Sono tornato, e questa è Naama bay, Egitto. Ho pensato al nostro marketing mentre ogni egiziano davanti a un negozio mi diceva “Ciao Amico, posso offrirti la mia ospitalità? Ti prego di entrare solo per darti il mio biglietto da visita e farmi pubblicità come portafortuna”. Prima di divenire controvoglia scontroso per allontanare chi insisteva troppo, ho avuto 2 o 3 incontri ravvicinati accettando gli inviti di improvvisati artisti o venditori di spezie. Sembra incredibile ma l’abilità con cui propongono le loro mercanzie è devastante (quasi quanto la loro propensione alla siesta), adattano le proprie offerte alla tua possibilità di spesa e offrono continue prove e omaggi. L’onestà corre sul filo, se da un lato regalano senza indugio per spingerti all’acquisto, dall’altro spesso cercano di ritagliarsi qualche euro guadagnando con cambi e resti o spacciando per corallo il legno, ma è la maledizione del turista, ed è giusto cosi. Interessante poi notare come il disegnatore di papiri che accallappia un cliente tenti di vendere profumi, spezie, carte telefoniche o magliette, al malcapitato che sperava di cavarsela dichiarando “non mi piace la tua merce”; esiste infatti una profonda rete di contatti con i negozi vicini che porta tutti a lavorare per l’unico grande obiettivo: spennare il turista fingendosi arretrati creduloni e invece sfoggiando sotto banco l’ultimo palmare nokia a colori o chiamando il proprio negozio “Totti er pupone” per compiacere i non pochi romani che bazzicano in zona.

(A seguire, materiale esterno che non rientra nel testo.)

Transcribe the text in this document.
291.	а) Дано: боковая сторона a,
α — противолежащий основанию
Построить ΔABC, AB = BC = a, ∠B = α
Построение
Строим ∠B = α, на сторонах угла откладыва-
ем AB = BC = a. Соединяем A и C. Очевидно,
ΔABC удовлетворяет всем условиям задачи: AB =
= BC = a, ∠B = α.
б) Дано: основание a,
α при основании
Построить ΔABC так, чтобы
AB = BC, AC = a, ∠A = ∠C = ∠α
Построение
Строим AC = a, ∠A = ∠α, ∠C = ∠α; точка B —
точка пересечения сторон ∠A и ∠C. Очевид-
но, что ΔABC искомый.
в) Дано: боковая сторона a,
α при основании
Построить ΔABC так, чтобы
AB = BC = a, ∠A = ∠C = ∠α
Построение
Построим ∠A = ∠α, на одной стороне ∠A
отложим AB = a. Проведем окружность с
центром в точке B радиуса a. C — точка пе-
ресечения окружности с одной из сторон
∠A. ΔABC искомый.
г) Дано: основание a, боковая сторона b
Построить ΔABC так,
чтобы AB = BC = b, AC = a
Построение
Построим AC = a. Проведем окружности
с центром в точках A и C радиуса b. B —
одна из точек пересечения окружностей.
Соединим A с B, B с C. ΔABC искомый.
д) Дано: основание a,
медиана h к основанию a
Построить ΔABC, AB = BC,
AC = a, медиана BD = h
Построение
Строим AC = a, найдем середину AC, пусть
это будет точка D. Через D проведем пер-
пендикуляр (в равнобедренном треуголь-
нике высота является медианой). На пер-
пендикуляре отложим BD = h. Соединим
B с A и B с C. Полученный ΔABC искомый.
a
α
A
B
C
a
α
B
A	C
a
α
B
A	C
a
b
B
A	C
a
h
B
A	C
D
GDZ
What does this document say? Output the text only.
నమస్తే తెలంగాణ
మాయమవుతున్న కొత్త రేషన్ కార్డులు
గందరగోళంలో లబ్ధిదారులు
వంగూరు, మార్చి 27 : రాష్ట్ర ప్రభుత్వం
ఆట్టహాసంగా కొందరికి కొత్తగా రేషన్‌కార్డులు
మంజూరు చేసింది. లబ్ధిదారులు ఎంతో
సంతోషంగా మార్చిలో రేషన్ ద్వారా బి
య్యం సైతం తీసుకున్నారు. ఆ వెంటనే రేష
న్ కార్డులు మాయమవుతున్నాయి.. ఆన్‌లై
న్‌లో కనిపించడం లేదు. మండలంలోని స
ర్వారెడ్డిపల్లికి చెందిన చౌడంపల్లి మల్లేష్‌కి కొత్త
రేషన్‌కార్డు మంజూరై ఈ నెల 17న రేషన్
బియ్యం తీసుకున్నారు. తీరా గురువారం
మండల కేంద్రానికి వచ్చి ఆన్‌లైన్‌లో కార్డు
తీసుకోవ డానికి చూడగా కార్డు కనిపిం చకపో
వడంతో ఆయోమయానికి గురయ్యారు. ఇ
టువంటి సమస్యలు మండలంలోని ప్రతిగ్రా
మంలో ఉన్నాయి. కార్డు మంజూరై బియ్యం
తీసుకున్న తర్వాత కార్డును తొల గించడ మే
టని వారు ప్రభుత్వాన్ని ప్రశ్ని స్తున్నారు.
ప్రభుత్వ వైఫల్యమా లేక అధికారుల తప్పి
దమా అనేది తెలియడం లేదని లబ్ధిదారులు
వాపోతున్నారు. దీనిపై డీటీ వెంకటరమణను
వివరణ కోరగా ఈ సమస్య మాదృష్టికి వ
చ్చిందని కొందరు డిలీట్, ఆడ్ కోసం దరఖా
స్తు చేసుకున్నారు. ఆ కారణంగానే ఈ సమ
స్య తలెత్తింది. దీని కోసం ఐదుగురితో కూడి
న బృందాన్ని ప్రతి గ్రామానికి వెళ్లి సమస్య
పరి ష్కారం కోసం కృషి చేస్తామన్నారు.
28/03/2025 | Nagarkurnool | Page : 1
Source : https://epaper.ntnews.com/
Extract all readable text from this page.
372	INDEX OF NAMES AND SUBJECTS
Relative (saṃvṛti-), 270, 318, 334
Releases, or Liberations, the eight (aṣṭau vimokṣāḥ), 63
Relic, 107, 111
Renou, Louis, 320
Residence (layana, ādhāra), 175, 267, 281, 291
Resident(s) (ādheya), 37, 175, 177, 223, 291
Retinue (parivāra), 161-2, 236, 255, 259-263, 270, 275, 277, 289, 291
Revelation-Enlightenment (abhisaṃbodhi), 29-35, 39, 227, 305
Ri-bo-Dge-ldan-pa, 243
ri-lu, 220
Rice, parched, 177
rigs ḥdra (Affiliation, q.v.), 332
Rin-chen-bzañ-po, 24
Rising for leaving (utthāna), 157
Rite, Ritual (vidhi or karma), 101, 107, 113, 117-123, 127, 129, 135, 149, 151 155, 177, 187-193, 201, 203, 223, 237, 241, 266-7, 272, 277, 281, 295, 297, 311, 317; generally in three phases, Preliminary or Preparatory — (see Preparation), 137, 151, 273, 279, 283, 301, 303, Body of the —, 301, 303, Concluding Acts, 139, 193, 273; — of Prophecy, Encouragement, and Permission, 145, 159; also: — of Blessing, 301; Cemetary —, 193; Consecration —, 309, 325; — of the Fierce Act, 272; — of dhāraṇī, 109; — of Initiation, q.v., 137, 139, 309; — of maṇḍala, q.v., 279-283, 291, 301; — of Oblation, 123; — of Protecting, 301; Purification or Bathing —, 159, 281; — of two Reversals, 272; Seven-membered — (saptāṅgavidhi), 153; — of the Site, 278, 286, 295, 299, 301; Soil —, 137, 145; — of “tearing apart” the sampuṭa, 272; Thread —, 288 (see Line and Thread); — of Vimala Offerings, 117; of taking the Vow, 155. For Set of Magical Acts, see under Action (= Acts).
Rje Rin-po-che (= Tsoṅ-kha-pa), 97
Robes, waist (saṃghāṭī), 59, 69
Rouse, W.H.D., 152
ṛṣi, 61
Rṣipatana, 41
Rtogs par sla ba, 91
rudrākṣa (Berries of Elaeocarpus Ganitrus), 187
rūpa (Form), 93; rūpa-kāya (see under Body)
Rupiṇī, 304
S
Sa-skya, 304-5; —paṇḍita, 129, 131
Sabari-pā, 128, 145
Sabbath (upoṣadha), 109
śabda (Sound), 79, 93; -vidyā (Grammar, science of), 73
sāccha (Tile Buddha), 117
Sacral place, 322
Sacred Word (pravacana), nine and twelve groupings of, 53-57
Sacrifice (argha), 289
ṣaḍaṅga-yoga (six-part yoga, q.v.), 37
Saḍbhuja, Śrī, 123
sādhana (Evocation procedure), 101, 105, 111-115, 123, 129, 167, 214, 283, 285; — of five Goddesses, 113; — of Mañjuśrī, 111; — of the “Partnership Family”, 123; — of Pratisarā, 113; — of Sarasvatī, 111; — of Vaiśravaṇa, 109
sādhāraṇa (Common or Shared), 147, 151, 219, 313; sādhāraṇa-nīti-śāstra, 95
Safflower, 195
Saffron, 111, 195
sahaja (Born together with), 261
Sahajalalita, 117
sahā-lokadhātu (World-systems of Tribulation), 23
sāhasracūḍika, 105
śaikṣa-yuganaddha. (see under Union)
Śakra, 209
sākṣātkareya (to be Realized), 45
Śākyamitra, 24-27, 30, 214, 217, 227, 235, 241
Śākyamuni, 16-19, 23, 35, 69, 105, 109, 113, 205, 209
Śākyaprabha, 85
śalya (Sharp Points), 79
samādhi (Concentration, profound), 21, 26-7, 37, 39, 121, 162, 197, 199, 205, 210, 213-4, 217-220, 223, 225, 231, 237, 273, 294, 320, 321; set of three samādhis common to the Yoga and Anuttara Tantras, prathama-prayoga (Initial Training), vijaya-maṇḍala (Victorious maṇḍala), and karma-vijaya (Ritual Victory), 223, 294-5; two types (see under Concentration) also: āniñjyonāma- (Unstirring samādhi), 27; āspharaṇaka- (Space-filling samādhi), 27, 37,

Interessante anche il pricing, si parte da 10 volte tanto il prezzo che già sanno spunteranno, poi si scende e di finge di vendersi la moglie pur di giungere ad un accordo profittevole: solo una volta non sono riuscito a concludere, spesso però si spuntano buoni prezzi.
Sembra ironico ma il modello è consolidato e l’importanza della rete è stata capita, siamo sicuri di non poterlo chiamare marketing?